A student stole 48 books from his high school library, but hey, at least he was reading.

Police received a call that someone was walking along a roadway carrying what looked like a shotgun. When the cops arrived on the scene, the man dropped his weapon and ran away. Turns out he’d been shooting squirrels along the woodline with a BB gun.

A man who had been banned from a housing project told police when he got caught trespassing, “I know I ain’t supposed to be around there, man. I was just trying to get my hair braided.”

Someone tried to shoplift three boneless New York strip steaks by hiding them under his shirt. Grocery store employees became suspicious when they saw a man with a disproportionately muscular-looking torso walking out the door.

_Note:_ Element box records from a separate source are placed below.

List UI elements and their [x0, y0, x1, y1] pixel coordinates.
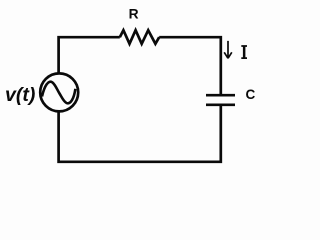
- wire: top wire from resistor to top-right corner, down to capacitor: [159, 37, 221, 94]
- voltage source V1 circle: [40, 73, 78, 111]
- svg-text:C: C: [246, 87, 256, 102]
- capacitor C1 top plate: [206, 94, 235, 97]
- wire: top-left corner run (left rail top stub + top wire to resistor): [59, 37, 120, 74]
- svg-text:R: R: [129, 7, 139, 22]
- resistor R: [120, 30, 159, 44]
- voltage source sine wave: [42, 82, 75, 104]
- wire: right rail below capacitor, bottom wire, left rail up to source: [59, 106, 221, 162]
- current arrow: [224, 41, 232, 58]
- capacitor C1 bottom plate: [206, 103, 235, 106]
- label I: [241, 45, 247, 59]
- svg-text:v(t): v(t): [5, 84, 35, 106]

Grouchy Neighbor Quote o’ the Week: “Don’t knock on my door, or I will put buckshot in you.”

A 19-year-old girl with a fake ID locked herself in a bar restroom for 20 minutes to puke in the toilet. An employee got suspicious and called the cops. When they convinced her to open the door, the truth came gurgling out, and she was arrested for using a fake driver’s license.

Reefer Hiding Place o’ the Week: Under the hood of a car, next to the fuse box.

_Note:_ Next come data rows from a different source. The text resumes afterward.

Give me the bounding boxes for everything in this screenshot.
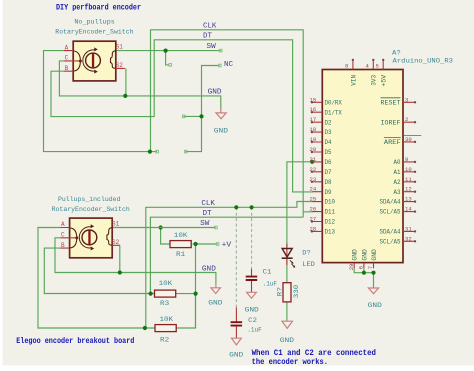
wire end square NC right bbox=[219, 64, 222, 67]
capacitor C1 bbox=[246, 269, 258, 292]
wire net CLK bottom (A2, R2, CLK2 label, Arduino D10) bbox=[38, 202, 313, 329]
svg-text:GND: GND bbox=[208, 300, 222, 308]
resistor R3 bbox=[155, 290, 176, 297]
svg-text:D4: D4 bbox=[325, 139, 332, 146]
svg-text:3: 3 bbox=[405, 96, 408, 103]
Arduino UNO R3 A? bbox=[312, 60, 414, 268]
svg-text:B: B bbox=[61, 242, 65, 249]
ground symbol top bbox=[216, 107, 226, 119]
svg-text:S1: S1 bbox=[116, 44, 124, 51]
svg-text:+5V: +5V bbox=[381, 74, 388, 86]
junction SW/S1 bbox=[164, 49, 168, 53]
svg-text:D11: D11 bbox=[325, 209, 336, 216]
junction R3 right +V bbox=[194, 292, 198, 296]
ground symbol C2 bbox=[232, 338, 242, 345]
overline AREF bbox=[384, 137, 401, 139]
svg-text:GND: GND bbox=[371, 249, 378, 261]
unconnected pin end dots left bbox=[311, 101, 313, 232]
svg-text:D?: D? bbox=[302, 249, 310, 257]
svg-text:GND: GND bbox=[214, 128, 228, 136]
svg-text:SW: SW bbox=[200, 220, 210, 228]
svg-text:7: 7 bbox=[367, 266, 374, 269]
ground symbol encoder 2 bbox=[211, 283, 220, 294]
rotary encoder SW2 (Pullups_included) bbox=[60, 218, 120, 258]
junction NC mid bbox=[199, 114, 203, 118]
svg-text:8: 8 bbox=[345, 63, 348, 70]
junction dash C2 bbox=[234, 205, 238, 209]
svg-text:C: C bbox=[61, 232, 65, 239]
svg-text:RotaryEncoder_Switch: RotaryEncoder_Switch bbox=[52, 206, 130, 214]
svg-text:GND: GND bbox=[368, 302, 382, 310]
wire net GND arduino bbox=[354, 268, 373, 288]
junction CLK/A1 bbox=[148, 150, 152, 154]
svg-text:GND: GND bbox=[245, 306, 259, 314]
svg-text:D0/RX: D0/RX bbox=[325, 99, 343, 106]
svg-text:10: 10 bbox=[405, 166, 412, 173]
svg-text:D7: D7 bbox=[325, 169, 332, 176]
wire net GND top rail (C1 pin and S2 to GND symbol) bbox=[59, 61, 220, 108]
capacitor C2 bbox=[231, 308, 243, 339]
wire end square NC mid bbox=[182, 115, 185, 118]
wire net GND bottom rail (C2 pin and S2-2 to GND symbol) bbox=[55, 238, 216, 284]
svg-text:GND: GND bbox=[202, 265, 216, 273]
svg-text:D2: D2 bbox=[325, 119, 332, 126]
wire end square NC bottom bbox=[184, 150, 187, 153]
svg-text:3V3: 3V3 bbox=[371, 74, 378, 85]
svg-text:Arduino_UNO_R3: Arduino_UNO_R3 bbox=[393, 57, 454, 65]
svg-text:DT: DT bbox=[203, 210, 212, 218]
svg-text:Pullups_included: Pullups_included bbox=[58, 196, 121, 204]
dashed link C1 to CLK bbox=[251, 207, 253, 269]
svg-text:20: 20 bbox=[310, 146, 317, 153]
svg-text:SW: SW bbox=[207, 43, 217, 51]
svg-text:S1: S1 bbox=[112, 221, 120, 228]
svg-text:NC: NC bbox=[224, 61, 233, 69]
svg-text:D1/TX: D1/TX bbox=[325, 109, 343, 116]
svg-text:AREF: AREF bbox=[384, 139, 401, 146]
wire net DT bottom (B2, R3, DT2 label, Arduino D11) bbox=[44, 248, 195, 328]
svg-text:14: 14 bbox=[405, 206, 412, 213]
wire net LED (Arduino D6/D7 to LED to R330 to GND) bbox=[287, 162, 313, 321]
svg-text:IOREF: IOREF bbox=[381, 119, 401, 126]
svg-text:D9: D9 bbox=[325, 189, 332, 196]
svg-text:SDA/A4: SDA/A4 bbox=[380, 199, 401, 206]
svg-text:R2: R2 bbox=[160, 336, 169, 344]
svg-text:A2: A2 bbox=[394, 179, 401, 186]
wire end square SW top bbox=[219, 49, 222, 52]
svg-text:10K: 10K bbox=[160, 316, 175, 324]
svg-text:A?: A? bbox=[392, 49, 401, 57]
svg-text:D3: D3 bbox=[325, 129, 332, 136]
svg-text:A3: A3 bbox=[394, 189, 401, 196]
wire end square SW bottom bbox=[215, 226, 218, 229]
unconnected pin end dots right bbox=[414, 101, 416, 242]
resistor R2 bbox=[155, 325, 176, 332]
unconnected pin end dots top bbox=[352, 59, 385, 61]
svg-text:CLK: CLK bbox=[201, 200, 215, 208]
svg-text:GND: GND bbox=[361, 249, 368, 261]
junction CLK2/A2/R2 bbox=[143, 326, 147, 330]
svg-text:31: 31 bbox=[405, 225, 412, 232]
dashed link C2 to CLK bbox=[235, 207, 237, 307]
svg-text:C1: C1 bbox=[263, 269, 272, 277]
svg-text:DT: DT bbox=[203, 32, 212, 40]
wire net CLK top (A1 to CLK label to Arduino) bbox=[44, 30, 314, 294]
svg-text:6: 6 bbox=[358, 266, 365, 269]
svg-text:D13: D13 bbox=[325, 229, 336, 236]
rotary encoder SW1 (No_pullups) bbox=[64, 41, 125, 81]
svg-text:.1uF: .1uF bbox=[247, 326, 261, 334]
resistor R? 330 bbox=[283, 283, 291, 302]
svg-text:B: B bbox=[65, 65, 69, 72]
svg-text:R3: R3 bbox=[160, 300, 169, 308]
svg-text:26: 26 bbox=[310, 206, 317, 213]
wire end square +V bbox=[216, 243, 219, 246]
svg-text:RotaryEncoder_Switch: RotaryEncoder_Switch bbox=[55, 29, 133, 37]
svg-text:A0: A0 bbox=[394, 159, 401, 166]
svg-text:5: 5 bbox=[376, 63, 379, 70]
svg-text:10K: 10K bbox=[174, 232, 189, 240]
svg-text:the encoder works.: the encoder works. bbox=[252, 358, 328, 367]
svg-text:SCL/A5: SCL/A5 bbox=[380, 238, 401, 245]
svg-text:GND: GND bbox=[352, 249, 359, 261]
svg-text:D8: D8 bbox=[325, 179, 332, 186]
junction dash C1 bbox=[250, 205, 254, 209]
svg-text:A: A bbox=[65, 44, 69, 51]
svg-text:LED: LED bbox=[302, 261, 315, 269]
junction GND/S2 bbox=[123, 94, 127, 98]
svg-text:R?: R? bbox=[277, 287, 285, 296]
junction DT2/B2/R3 bbox=[149, 292, 153, 296]
wire net SW bottom (S1 of encoder 2) bbox=[112, 227, 216, 229]
junction SW2/R1 bbox=[159, 225, 163, 229]
svg-text:30: 30 bbox=[405, 136, 412, 143]
svg-text:C: C bbox=[65, 55, 69, 62]
ground symbol arduino bbox=[368, 288, 378, 294]
wire end square A1 overshoot bbox=[156, 150, 159, 153]
svg-text:SCL/A5: SCL/A5 bbox=[380, 209, 401, 216]
junction gnd right bbox=[371, 271, 375, 275]
ground symbol C1 bbox=[247, 292, 257, 298]
wire net DT top (B1 to DT label to Arduino D9) bbox=[51, 40, 313, 192]
svg-text:CLK: CLK bbox=[203, 22, 217, 30]
resistor R1 bbox=[170, 241, 191, 248]
svg-text:.1uF: .1uF bbox=[263, 280, 277, 288]
svg-text:32: 32 bbox=[405, 235, 412, 242]
svg-text:RESET: RESET bbox=[381, 99, 401, 106]
wire end square SW stub bbox=[169, 64, 172, 67]
svg-text:11: 11 bbox=[405, 176, 412, 183]
svg-text:C2: C2 bbox=[248, 317, 257, 325]
wire net SW top (S1 of encoder 1) bbox=[116, 51, 221, 65]
svg-text:When C1 and C2 are connected: When C1 and C2 are connected bbox=[252, 349, 377, 358]
svg-text:A1: A1 bbox=[394, 169, 401, 176]
svg-text:A: A bbox=[61, 221, 65, 228]
svg-text:D5: D5 bbox=[325, 149, 332, 156]
svg-text:GND: GND bbox=[280, 337, 294, 345]
junction R1 right +V bbox=[194, 242, 198, 246]
wire net NC (dangling) bbox=[184, 66, 220, 152]
svg-text:+V: +V bbox=[222, 242, 233, 250]
svg-text:9: 9 bbox=[405, 156, 408, 163]
svg-text:25: 25 bbox=[310, 196, 317, 203]
junction GND2/S2-2 bbox=[118, 270, 122, 274]
svg-text:D6: D6 bbox=[325, 159, 332, 166]
svg-text:D10: D10 bbox=[325, 199, 336, 206]
svg-text:2: 2 bbox=[405, 116, 408, 123]
LED D? bbox=[282, 244, 296, 268]
junction gnd mid bbox=[362, 271, 366, 275]
strike line pin 30 bbox=[404, 135, 421, 137]
svg-text:GND: GND bbox=[229, 352, 243, 360]
svg-text:DIY perfboard encoder: DIY perfboard encoder bbox=[56, 3, 141, 12]
svg-text:29: 29 bbox=[348, 264, 355, 271]
svg-text:VIN: VIN bbox=[350, 74, 357, 85]
junction D6 pin bbox=[310, 160, 314, 164]
svg-text:Elegoo encoder breakout board: Elegoo encoder breakout board bbox=[16, 337, 134, 346]
svg-text:No_pullups: No_pullups bbox=[74, 19, 114, 27]
svg-text:GND: GND bbox=[208, 89, 222, 97]
svg-text:13: 13 bbox=[405, 196, 412, 203]
svg-text:D12: D12 bbox=[325, 219, 336, 226]
svg-text:21: 21 bbox=[310, 156, 317, 163]
ground symbol LED bbox=[282, 321, 292, 328]
svg-text:12: 12 bbox=[405, 186, 412, 193]
svg-text:10K: 10K bbox=[159, 280, 174, 288]
svg-text:SDA/A4: SDA/A4 bbox=[380, 229, 401, 236]
svg-text:S2: S2 bbox=[112, 239, 120, 246]
svg-text:24: 24 bbox=[310, 186, 317, 193]
overline RESET bbox=[381, 97, 401, 99]
svg-text:R1: R1 bbox=[176, 251, 185, 259]
svg-text:330: 330 bbox=[293, 285, 301, 298]
svg-text:S2: S2 bbox=[116, 62, 124, 69]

When a man went into a fast-food pizza restaurant to complain about an employee who had called his wife a bitch, two employees cursed him out, spit in his face, and told him to leave and not come back. As he was leaving, one of the employees called out, “If I didn’t have a family, I’d kick your ass!”

The Blotter is taken from City of Charleston police department reports. We’ve added a cartoon and a little commentary. We’ve added a little humor, too. No one has been found guilty. This is not a court of law.